Professor Sarkar also was featured in a 2011 National Geographic article on creating a new generation of robots.
Sarkar leads the Robotics and Autonomous Systems Laboratory in the School of Engineering. The lab’s focus is both theoretical investigation into the dynamics of mechanical and electro-mechanical systems and the application of advanced planning and control strategies for controlling these systems. Primary research efforts are on the dynamics and control of autonomous dynamic systems, such as robotic manipulators, mobile robots, mobile manipulators and other robotic devices.
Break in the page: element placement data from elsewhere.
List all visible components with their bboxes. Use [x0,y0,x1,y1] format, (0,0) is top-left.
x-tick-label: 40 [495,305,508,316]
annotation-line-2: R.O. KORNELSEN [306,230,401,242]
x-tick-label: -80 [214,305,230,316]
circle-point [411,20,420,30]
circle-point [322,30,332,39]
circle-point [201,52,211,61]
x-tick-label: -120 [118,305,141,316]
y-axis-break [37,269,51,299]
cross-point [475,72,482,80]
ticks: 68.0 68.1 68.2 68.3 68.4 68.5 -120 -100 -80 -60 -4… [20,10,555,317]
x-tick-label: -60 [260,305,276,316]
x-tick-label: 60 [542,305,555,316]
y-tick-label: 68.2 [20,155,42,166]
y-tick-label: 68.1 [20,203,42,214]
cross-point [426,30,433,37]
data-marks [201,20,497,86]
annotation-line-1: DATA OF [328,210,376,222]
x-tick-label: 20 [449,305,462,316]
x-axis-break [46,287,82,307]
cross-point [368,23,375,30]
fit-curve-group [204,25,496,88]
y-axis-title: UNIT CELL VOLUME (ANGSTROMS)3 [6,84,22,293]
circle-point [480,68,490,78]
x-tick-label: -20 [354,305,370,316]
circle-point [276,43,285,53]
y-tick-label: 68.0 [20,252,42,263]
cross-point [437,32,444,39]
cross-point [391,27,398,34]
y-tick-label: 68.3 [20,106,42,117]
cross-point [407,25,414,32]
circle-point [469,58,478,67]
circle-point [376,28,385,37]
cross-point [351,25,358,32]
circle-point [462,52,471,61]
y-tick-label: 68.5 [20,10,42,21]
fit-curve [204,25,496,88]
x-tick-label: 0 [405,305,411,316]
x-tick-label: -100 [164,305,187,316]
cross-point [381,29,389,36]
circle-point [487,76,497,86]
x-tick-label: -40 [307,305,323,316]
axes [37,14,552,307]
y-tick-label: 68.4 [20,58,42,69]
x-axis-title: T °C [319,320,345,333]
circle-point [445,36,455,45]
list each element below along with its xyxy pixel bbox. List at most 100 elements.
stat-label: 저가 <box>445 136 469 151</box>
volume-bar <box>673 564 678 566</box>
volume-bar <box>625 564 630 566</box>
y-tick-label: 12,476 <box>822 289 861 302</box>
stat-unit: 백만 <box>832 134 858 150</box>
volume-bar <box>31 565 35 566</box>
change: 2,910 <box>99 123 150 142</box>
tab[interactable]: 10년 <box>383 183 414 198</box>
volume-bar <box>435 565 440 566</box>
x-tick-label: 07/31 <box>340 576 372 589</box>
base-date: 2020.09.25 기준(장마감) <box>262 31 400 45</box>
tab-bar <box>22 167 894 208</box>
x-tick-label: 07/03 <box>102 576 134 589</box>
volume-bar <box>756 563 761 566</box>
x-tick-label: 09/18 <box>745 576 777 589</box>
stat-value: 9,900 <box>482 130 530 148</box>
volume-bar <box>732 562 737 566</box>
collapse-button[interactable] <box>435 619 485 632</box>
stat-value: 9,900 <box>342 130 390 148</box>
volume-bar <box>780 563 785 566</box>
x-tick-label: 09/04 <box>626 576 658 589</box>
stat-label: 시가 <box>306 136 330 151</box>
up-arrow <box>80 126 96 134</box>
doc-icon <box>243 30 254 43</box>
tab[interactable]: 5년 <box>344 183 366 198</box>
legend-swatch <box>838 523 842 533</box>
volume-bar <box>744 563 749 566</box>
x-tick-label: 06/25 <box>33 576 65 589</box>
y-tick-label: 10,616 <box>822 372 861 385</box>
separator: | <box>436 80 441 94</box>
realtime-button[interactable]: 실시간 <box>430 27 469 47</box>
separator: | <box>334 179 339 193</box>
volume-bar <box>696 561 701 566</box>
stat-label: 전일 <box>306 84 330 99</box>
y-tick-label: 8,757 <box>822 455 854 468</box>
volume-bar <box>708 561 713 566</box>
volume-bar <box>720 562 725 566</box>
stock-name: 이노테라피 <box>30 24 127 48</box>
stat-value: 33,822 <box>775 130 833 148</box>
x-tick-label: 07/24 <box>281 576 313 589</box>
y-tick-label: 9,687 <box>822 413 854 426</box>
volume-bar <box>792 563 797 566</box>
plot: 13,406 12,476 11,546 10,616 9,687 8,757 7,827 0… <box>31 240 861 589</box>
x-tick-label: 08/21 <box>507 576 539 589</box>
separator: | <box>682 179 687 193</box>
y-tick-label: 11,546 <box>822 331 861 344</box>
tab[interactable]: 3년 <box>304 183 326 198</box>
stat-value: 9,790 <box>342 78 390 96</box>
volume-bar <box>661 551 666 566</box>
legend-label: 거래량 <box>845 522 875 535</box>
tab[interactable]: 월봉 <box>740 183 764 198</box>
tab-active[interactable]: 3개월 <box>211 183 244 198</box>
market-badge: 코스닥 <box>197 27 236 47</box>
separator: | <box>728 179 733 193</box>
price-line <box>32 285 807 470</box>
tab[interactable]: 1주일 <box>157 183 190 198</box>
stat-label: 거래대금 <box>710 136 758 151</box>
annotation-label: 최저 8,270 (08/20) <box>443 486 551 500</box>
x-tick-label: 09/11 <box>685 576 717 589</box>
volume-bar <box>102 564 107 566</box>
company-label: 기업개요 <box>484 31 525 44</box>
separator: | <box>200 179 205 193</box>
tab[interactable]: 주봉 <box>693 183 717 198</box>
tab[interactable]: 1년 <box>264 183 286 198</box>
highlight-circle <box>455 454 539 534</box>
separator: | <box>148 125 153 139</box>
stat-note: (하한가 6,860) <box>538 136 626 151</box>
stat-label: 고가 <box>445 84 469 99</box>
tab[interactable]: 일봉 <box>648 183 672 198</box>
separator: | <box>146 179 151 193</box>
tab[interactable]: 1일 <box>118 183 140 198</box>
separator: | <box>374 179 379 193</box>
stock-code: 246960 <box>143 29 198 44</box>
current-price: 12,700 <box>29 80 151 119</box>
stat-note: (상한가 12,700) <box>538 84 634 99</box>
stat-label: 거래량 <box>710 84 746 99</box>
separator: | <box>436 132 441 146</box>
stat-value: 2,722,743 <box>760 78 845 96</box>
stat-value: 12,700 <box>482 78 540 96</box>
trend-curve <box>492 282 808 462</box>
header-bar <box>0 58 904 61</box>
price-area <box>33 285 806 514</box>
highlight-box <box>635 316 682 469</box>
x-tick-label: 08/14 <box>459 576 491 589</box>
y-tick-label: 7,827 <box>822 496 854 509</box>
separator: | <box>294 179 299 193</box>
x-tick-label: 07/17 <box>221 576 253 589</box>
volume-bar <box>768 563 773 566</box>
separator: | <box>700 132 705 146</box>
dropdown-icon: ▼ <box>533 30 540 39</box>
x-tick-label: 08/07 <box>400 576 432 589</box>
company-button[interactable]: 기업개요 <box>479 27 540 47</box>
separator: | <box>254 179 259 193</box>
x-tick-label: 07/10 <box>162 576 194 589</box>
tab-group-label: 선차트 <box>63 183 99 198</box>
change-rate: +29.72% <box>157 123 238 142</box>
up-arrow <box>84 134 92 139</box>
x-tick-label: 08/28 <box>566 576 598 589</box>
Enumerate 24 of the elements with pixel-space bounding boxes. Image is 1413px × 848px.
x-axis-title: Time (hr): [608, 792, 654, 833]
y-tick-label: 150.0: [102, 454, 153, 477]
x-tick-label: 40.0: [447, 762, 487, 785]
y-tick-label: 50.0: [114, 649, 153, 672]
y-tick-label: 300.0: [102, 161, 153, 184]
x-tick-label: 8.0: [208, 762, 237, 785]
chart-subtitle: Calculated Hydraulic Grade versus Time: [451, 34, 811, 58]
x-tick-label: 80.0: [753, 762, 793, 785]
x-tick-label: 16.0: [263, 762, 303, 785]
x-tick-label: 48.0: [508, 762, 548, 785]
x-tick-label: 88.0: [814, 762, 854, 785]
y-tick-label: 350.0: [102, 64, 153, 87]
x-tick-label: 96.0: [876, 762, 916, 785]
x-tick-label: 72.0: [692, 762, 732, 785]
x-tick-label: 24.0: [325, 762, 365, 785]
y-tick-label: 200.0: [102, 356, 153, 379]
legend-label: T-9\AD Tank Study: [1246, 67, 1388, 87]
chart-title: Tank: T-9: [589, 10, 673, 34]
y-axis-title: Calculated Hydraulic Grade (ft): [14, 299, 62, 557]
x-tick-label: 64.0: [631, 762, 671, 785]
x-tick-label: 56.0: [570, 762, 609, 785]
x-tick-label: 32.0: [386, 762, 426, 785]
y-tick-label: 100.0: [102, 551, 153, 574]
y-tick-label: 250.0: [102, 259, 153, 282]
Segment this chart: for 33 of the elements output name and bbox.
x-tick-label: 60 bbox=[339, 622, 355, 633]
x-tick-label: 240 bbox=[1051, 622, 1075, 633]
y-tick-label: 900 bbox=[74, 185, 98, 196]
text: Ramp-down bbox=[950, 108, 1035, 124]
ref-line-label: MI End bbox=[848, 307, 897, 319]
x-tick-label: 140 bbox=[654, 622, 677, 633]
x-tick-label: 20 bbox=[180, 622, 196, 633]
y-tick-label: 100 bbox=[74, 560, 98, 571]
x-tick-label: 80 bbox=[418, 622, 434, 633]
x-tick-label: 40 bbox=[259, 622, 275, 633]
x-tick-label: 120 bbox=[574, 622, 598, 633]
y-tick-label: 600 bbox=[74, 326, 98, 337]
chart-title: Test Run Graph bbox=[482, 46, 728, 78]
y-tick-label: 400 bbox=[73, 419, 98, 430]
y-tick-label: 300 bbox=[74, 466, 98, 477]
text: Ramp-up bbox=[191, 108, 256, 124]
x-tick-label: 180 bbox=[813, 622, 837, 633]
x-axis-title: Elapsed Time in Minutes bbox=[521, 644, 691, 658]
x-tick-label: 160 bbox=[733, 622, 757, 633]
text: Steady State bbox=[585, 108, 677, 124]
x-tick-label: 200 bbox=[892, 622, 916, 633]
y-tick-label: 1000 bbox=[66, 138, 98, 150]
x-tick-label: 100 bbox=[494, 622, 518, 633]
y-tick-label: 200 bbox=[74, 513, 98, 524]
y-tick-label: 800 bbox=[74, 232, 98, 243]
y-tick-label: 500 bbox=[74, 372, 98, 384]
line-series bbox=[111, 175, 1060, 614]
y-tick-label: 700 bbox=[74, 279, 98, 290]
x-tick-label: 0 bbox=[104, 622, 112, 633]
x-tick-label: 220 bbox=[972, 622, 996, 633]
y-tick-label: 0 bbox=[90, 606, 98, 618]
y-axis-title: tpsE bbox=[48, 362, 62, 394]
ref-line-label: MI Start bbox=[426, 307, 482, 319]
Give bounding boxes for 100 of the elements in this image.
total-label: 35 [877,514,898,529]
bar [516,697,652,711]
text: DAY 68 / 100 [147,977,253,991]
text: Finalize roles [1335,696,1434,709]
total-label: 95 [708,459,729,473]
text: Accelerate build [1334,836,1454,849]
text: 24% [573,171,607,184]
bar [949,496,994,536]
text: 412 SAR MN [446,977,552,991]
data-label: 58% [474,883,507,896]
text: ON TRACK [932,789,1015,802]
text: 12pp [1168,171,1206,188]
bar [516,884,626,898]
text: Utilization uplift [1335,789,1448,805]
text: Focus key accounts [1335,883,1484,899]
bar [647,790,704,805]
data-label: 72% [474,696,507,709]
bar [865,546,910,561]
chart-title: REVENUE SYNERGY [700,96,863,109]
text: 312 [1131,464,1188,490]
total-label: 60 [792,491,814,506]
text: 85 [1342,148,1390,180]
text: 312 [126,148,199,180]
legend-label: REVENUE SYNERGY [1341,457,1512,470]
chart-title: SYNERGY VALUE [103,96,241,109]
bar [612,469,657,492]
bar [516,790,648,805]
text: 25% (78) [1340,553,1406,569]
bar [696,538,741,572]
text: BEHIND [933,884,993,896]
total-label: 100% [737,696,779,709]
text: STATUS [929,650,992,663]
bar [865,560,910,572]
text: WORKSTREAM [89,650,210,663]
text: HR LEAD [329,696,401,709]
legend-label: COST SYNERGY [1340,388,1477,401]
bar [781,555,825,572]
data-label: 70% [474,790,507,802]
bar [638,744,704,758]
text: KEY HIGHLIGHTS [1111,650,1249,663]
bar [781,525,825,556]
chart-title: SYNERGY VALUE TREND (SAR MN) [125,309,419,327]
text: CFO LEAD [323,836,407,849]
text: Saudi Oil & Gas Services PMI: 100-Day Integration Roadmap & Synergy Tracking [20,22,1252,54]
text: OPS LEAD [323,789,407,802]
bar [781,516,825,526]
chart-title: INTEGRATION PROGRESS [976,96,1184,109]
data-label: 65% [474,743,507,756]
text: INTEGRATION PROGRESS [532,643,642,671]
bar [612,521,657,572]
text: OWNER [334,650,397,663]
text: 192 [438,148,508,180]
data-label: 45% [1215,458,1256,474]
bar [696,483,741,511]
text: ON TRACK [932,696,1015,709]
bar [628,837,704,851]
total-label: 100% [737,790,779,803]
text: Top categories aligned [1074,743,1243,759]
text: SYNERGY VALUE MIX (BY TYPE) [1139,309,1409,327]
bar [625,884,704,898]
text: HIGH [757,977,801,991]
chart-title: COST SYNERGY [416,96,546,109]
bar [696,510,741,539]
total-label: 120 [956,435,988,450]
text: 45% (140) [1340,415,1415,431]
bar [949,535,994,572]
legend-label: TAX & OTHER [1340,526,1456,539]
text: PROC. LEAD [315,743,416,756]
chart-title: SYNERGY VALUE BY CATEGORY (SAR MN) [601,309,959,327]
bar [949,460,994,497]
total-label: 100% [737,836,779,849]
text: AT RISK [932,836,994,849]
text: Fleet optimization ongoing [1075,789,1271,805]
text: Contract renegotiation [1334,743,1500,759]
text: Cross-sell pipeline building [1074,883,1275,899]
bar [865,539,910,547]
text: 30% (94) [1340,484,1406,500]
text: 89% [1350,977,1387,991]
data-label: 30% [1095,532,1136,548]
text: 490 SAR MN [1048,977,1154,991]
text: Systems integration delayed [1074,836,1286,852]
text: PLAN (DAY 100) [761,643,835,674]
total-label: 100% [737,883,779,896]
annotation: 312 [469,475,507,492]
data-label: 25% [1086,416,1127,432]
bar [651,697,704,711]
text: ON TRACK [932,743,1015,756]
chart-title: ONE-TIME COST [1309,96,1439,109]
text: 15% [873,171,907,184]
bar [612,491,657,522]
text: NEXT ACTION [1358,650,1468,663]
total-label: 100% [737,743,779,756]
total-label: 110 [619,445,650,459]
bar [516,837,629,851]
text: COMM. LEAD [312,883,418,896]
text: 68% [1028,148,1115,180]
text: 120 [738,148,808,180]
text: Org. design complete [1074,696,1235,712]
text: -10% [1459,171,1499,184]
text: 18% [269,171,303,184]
His research has been supported by the National Institutes of Health, the National Science Foundation, the Office of Naval Research, the Army Research Office, NASA, DARPA and several foundations such as the Marino Autism Research Institute, Autism Speaks Foundation and Brain and Behavior Research Foundation. Sarkar is an author or co-author of 68 journal articles, 14 book chapters and more than 100 conference publications.
He is the recipient of a number of awards and honors, including the Vanderbilt Chancellor’s Research Award and Vanderbilt School of Engineering Teaching Excellence Award. Sarkar has served as an associate editor, a guest editor and as a member of the editorial board of several journals including IEEE transactions on Robotics, ASME Transactions of Mechatronics, and Journal of Intelligent and Robotics Systems.